Un an après la mort de Mahsa Amini, pour un voile mal ajusté, et les manifestations populaires qui ont suivi, où en est l’Iran ?
Le point capital, c’est que dans la tête de l’immense majorité des Iraniens, le régime de la République islamique issue de la révolution de 1979, est totalement discrédité. Condamné. Lors des précédentes protestations, comme lors du « mouvement vert » de 2009 en faveur de Mousavi [candidat réformiste volé à la présidentielle], beaucoup pensaient encore pouvoir réformer le régime de l’intérieur en soutenant des « modérés ». Plus personne n’y croit aujourd’hui.
Le symptôme que l’on a atteint un point de non-retour, c’est qu’aujourd’hui, beaucoup d’Iraniennes ne remettent pas le voile islamique. Malgré la répression, malgré les amendes, les contrôles de plus en plus vexatoires… Et les services de sécurité, qui ne peuvent mettre en prison toutes ces femmes, sont dans l’incapacité de leur imposer. D’où la tentative de renforcement de la législation sur l’obligation du port du voile qui vient d’être décidé avec des résultats plus qu’incertains.
De fait le régime n’est pas tombé…
Grâce à la répression. Ce sont des experts en la matière. Face aux manifestations, il y a d’ailleurs eu une répression différenciée. Dans la région kurde (ouest), d’où était originaire Mahsa Amini, et dans la région baloutche (est), les militaires ont tiré à l’arme lourde dans la foule des manifestants. À côté de cette répression de masse, il y a eu dans le reste du pays une répression plus ciblée qui a visé la jeunesse et qui était destiné à terroriser les familles, à travers des arrestations musclées, des sévices pour certains à caractère sexuel lors des incarcérations et plusieurs pendaisons en public destinées à faire un exemple.
Ce qui est intéressant, c’est que la contestation s’est adaptée et a changé de forme. On est passé des manifestations à une défiance individuelle mais généralisée vis-à-vis de tout ce qui représente la République islamique. Et donc le voile, qui a été le point de départ de la contestation.
Que peut-il se passer ce 16 septembre, date anniversaire de la mort de Mahsa Amini ?

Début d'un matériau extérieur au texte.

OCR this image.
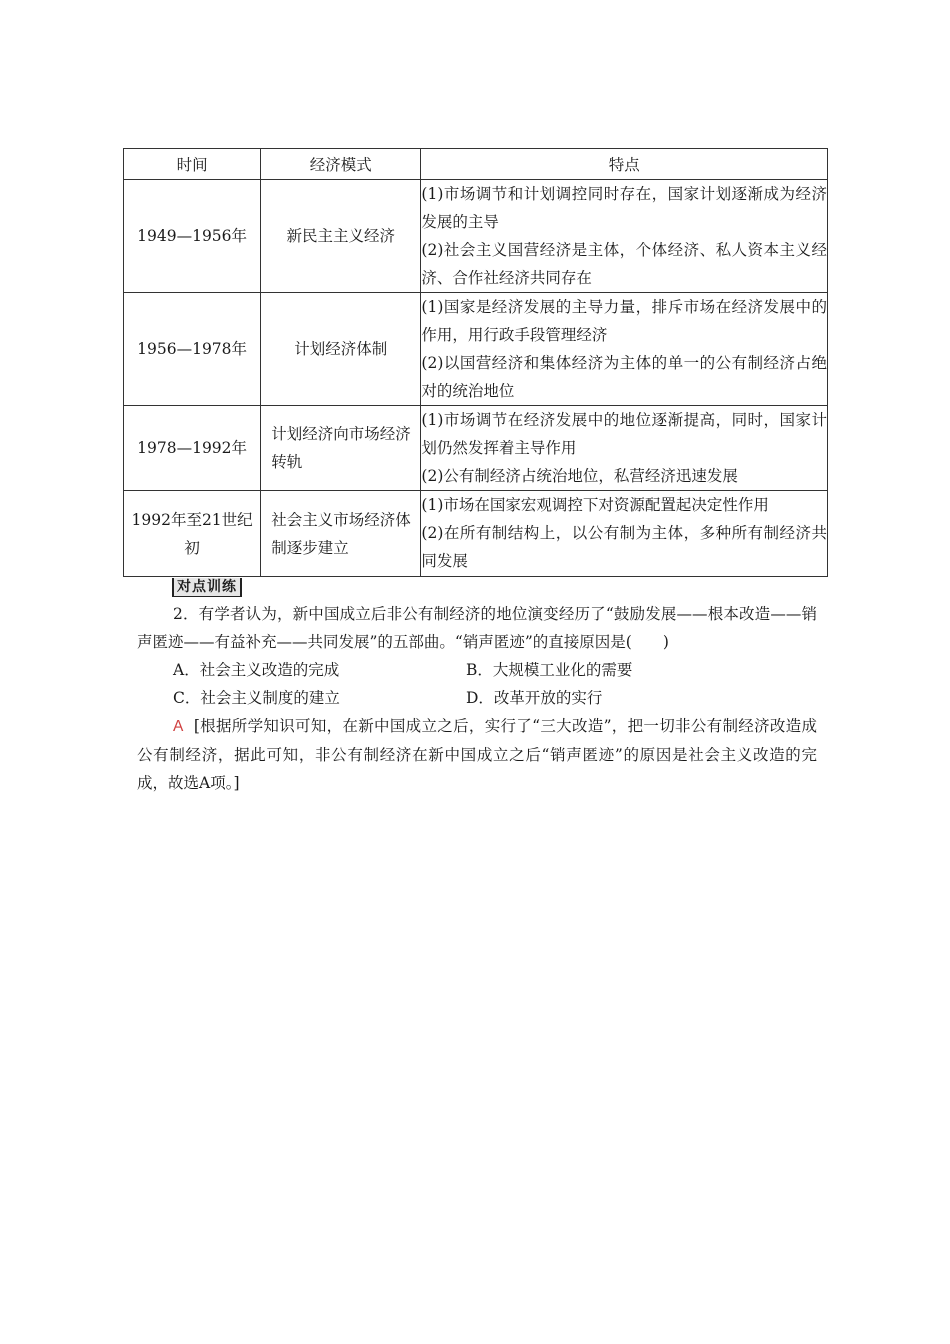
时间	经济模式	特点
1949—1956年	新民主主义经济	(1)市场调节和计划调控同时存在，国家计划逐渐成为经济发展的主导
(2)社会主义国营经济是主体，个体经济、私人资本主义经济、合作社经济共同存在

1956—1978年	计划经济体制	(1)国家是经济发展的主导力量，排斥市场在经济发展中的作用，用行政手段管理经济
(2)以国营经济和集体经济为主体的单一的公有制经济占绝对的统治地位

1978—1992年	计划经济向市场经济转轨	(1)市场调节在经济发展中的地位逐渐提高，同时，国家计划仍然发挥着主导作用
(2)公有制经济占统治地位，私营经济迅速发展

1992年至21世纪初	社会主义市场经济体制逐步建立	(1)市场在国家宏观调控下对资源配置起决定性作用
(2)在所有制结构上，以公有制为主体，多种所有制经济共同发展
对点训练

2．有学者认为，新中国成立后非公有制经济的地位演变经历了“鼓励发展——根本改造——销声匿迹——有益补充——共同发展”的五部曲。“销声匿迹”的直接原因是(　　)

A．社会主义改造的完成	B．大规模工业化的需要
C．社会主义制度的建立	D．改革开放的实行

A [根据所学知识可知，在新中国成立之后，实行了“三大改造”，把一切非公有制经济改造成公有制经济，据此可知，非公有制经济在新中国成立之后“销声匿迹”的原因是社会主义改造的完成，故选A项。]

On ne sait pas. Il ne va pas forcément se passer des choses majeures. Ce qui est sûr, c’est que la répression s’est encore accentuée, y compris sur la diaspora iranienne. Des jeunes Iraniens à l’étranger sont contactés parfois en visio par les services de sécurité qui se trouvent en présence de leurs parents demeurés en Iran. Une manière efficace de faire pression.
Combien de temps ce régime, que vous dites condamné, peut-il tenir ?
C’est la question. Le processus révolutionnaire en cours n’aboutira pas forcément dans un premier temps en tout cas à un régime démocratique, respectueux des droits humains. Il y a une autre possibilité susceptible de se dessiner, celle d’une dictature militaro-islamique, dont les Gardiens de la Révolution seraient les initiateurs.
Parce que le conglomérat de sociétés qu’ils contrôlent représente 30 % voire 40 % de l’économie iranienne. Or, une partie des Gardiens estiment que leurs intérêts sont aujourd’hui potentiellement menacés par une forme de « maximalisme théocratique » au point d’en arriver pour certains à se demander s’il ne serait pas finalement souhaitable de se passer de la tutelle des mollahs. A quoi bon renforcer encore des prescriptions religieuses dont la population ne veut plus ? Cela ne peut qu’attiser la colère de cette population, voire relancer des manifestations qu’ils auront la charge de réprimer. Ils sont d’autant plus inquiets que l’appareil d’État est infiltré par un courant « ultra ».
Qui sont ces «ultra»?
Ils sont liés au parti Paydari, partiellement héritier d’un ayatollah récemment décédé en janvier 2021, Mesbah Yazdi, qui pensait qu’il faillait convertir le régime de la République islamique en gouvernement islamique en faisant virtuellement l’économie d’un système électoral puisque les lois divines priment en toutes circonstances. Le parti Paydari est un courant minoritaire mais de plus en plus influent semble-t-il au point que d’aucuns – y compris certains conservateurs bon teint du régime iranien qui parlent d’un groupe d’« infiltrés » – estiment qu’il y aurait de leur part une stratégie de prise de contrôle des institutions du régime.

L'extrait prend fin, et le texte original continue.